De la violation alléguée de l’article 7
52. Le Plaignant allègue la violation des droits à l’appel, à une décision motivée et
à une justice impartiale. La Commission examinera les moyens invoqués à
l’appui de chacune de ces allégations.
Droit à l’appel
53. Au soutien de l’allégation de violation du droit à l’appel, le Plaignant invoque
l’impossibilité de faire appel des décisions rendues par la Cour suprême en
matière de contentieux électoral. Comme la Commission l’a préalablement
conclu, le système de contentieux électoral centralisé relève de l’option faite
par l’Etat défendeur. Dans un tel système, le contentieux constitutionnel et
électoral est confié à une juridiction unique, placée dans la plupart des cas au
sommet du système judiciaire. Il reste à savoir si, comme le soutient le
Plaignant, un tel système viole le droit à l’appel.
54. Il y a lieu pour se faire de rappeler le bien fondé du droit à l’appel avant
d’examiner les tenants et aboutissants du contentieux centralisé pour
déterminer dans quelle mesure ce système offre ou non la possibilité de faire
appel.
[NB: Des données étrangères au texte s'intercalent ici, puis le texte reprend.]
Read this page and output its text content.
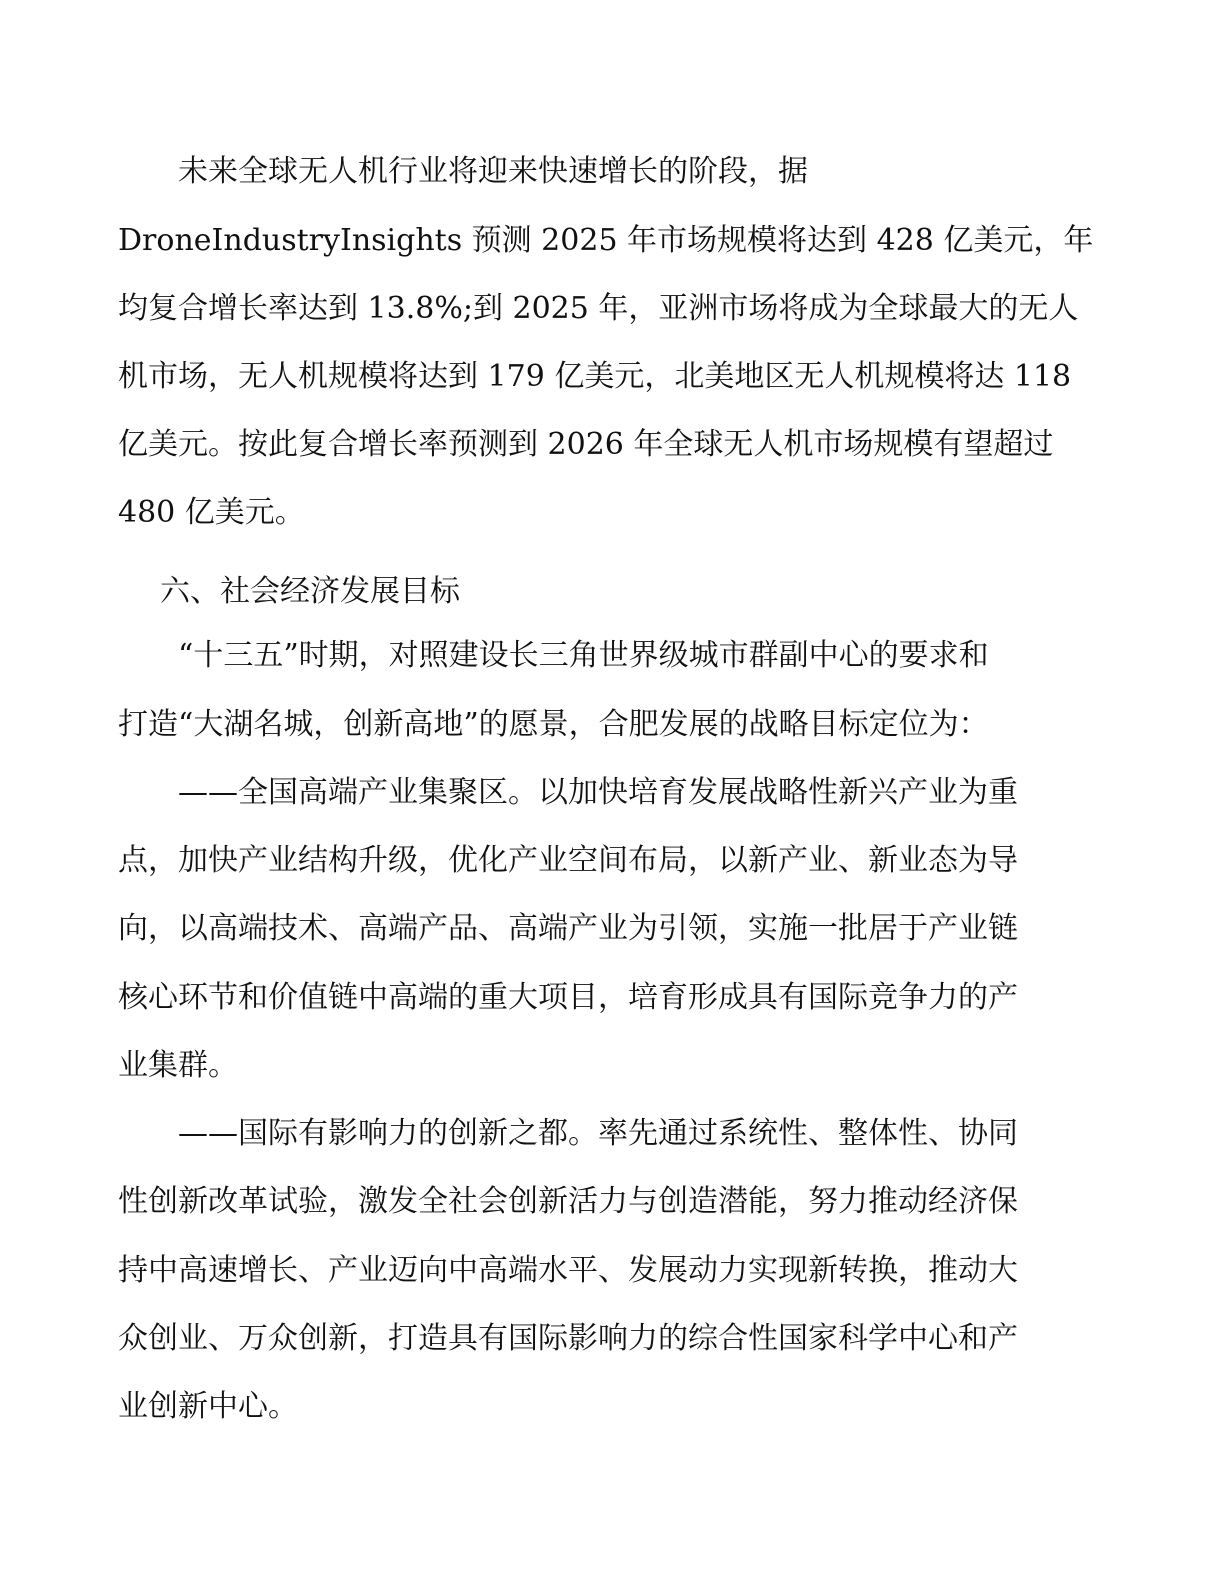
未来全球无人机行业将迎来快速增长的阶段，据
DroneIndustryInsights 预测 2025 年市场规模将达到 428 亿美元，年
均复合增长率达到 13.8%;到 2025 年，亚洲市场将成为全球最大的无人
机市场，无人机规模将达到 179 亿美元，北美地区无人机规模将达 118
亿美元。按此复合增长率预测到 2026 年全球无人机市场规模有望超过
480 亿美元。
六、社会经济发展目标
“十三五”时期，对照建设长三角世界级城市群副中心的要求和
打造“大湖名城，创新高地”的愿景，合肥发展的战略目标定位为：
——全国高端产业集聚区。以加快培育发展战略性新兴产业为重
点，加快产业结构升级，优化产业空间布局，以新产业、新业态为导
向，以高端技术、高端产品、高端产业为引领，实施一批居于产业链
核心环节和价值链中高端的重大项目，培育形成具有国际竞争力的产
业集群。
——国际有影响力的创新之都。率先通过系统性、整体性、协同
性创新改革试验，激发全社会创新活力与创造潜能，努力推动经济保
持中高速增长、产业迈向中高端水平、发展动力实现新转换，推动大
众创业、万众创新，打造具有国际影响力的综合性国家科学中心和产
业创新中心。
Sur le bien fondé du droit à l’appel, la Commission note qu’il vise trois
objectifs principaux : 1) éviter ou corriger les erreurs judiciaires et protéger les
parties contre l’arbitraire du juge ; 2) garantir la sécurité juridique et judiciaire
par l’harmonisation du droit ; et 3) renforcer la légitimité du système
judiciaire vis-à-vis du public grâce à l’application cohérente et contrôlée de la
loi que procure l’harmonisation.17
Voir PD Marshall ‘A comparative analysis of the right to appeal’ (2011) 22 Duke Journal of
Comparative and International Law 1 ; Baucher c. France, CEDH (2007) paras 47-51.